Researchers at the Belgian semiconductor research hub imec have introduced a NAND-DRAM hybrid memory architecture, reportedly the first three-dimensional (3D) implementation of charge-coupled device (CCD) technology designed for memory applications. This development aims to address the current memory wall in artificial intelligence (AI) computing, where processing units such as GPUs and accelerators face delays due to inadequate memory bandwidth and power efficiency.
The new architecture merges the speed and rewritability of DRAM with the density and efficiency typically associated with NAND storage. Historically, CCD technology has been utilized in digital cameras, video equipment, and scientific imaging, but imec’s innovation repurposes it for advanced memory functions.
The 3D CCD architecture allows for vertical stacking of memory cells, unlike conventional DRAM, which arranges cells on a flat plane. This vertical arrangement reduces manufacturing costs and leakage, overcoming limitations previously encountered with DRAM technology. The design incorporates Indium Gallium Zinc Oxide (IGZO) as a replacement for silicon, promising decreased leakage and improved data retention in the process.
Imec has demonstrated charge transfer speeds exceeding 4 MHz with its prototype, albeit currently utilizing a limited number of stacked layers. The architecture holds potential for scalability similar to NAND technology, where existing commercial chips exceed 200 layers in stacking.

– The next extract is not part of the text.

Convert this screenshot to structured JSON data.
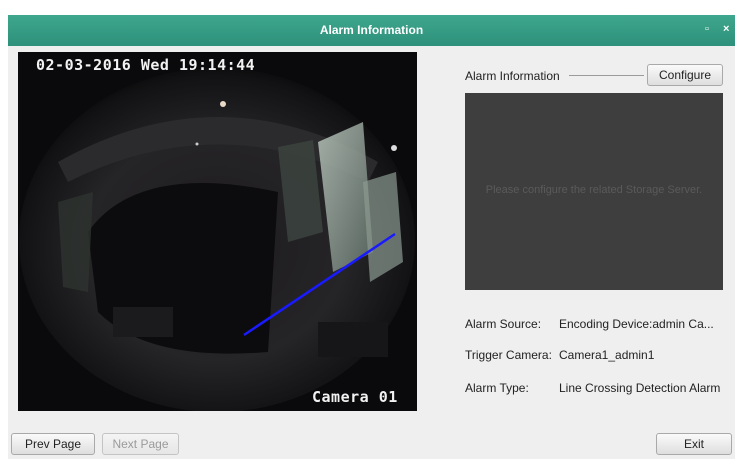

According to Maarten Rosmeulen, Program Director for Storage Memory at imec, the architecture’s design enables block-level data access as opposed to the byte-addressable nature of traditional DRAM, making it more suitable for modern AI workloads. Rosmeulen stated that the new device can serve as buffer memory integrated into a 3D NAND Flash string architecture, optimizing cost-effectiveness and bit density.
The hybrid architecture is expected to deliver improved endurance and reduced wear, which could prove beneficial for AI training and inference tasks moving forward. Imec has plans to position the architecture as a Compute Express Link (CXL) Type-3 device, facilitating connections between GPUs, CPUs, and accelerators—an important factor as AI models expand beyond the capabilities of local GPU resources.
While the prototype presents significant advancements, imec acknowledges several challenges, including thermal behavior, layer count scaling, and practical integration into existing systems. If these hurdles are cleared successfully, the hybrid architecture may contribute to lowering the substantial costs associated with DRAM in AI infrastructure.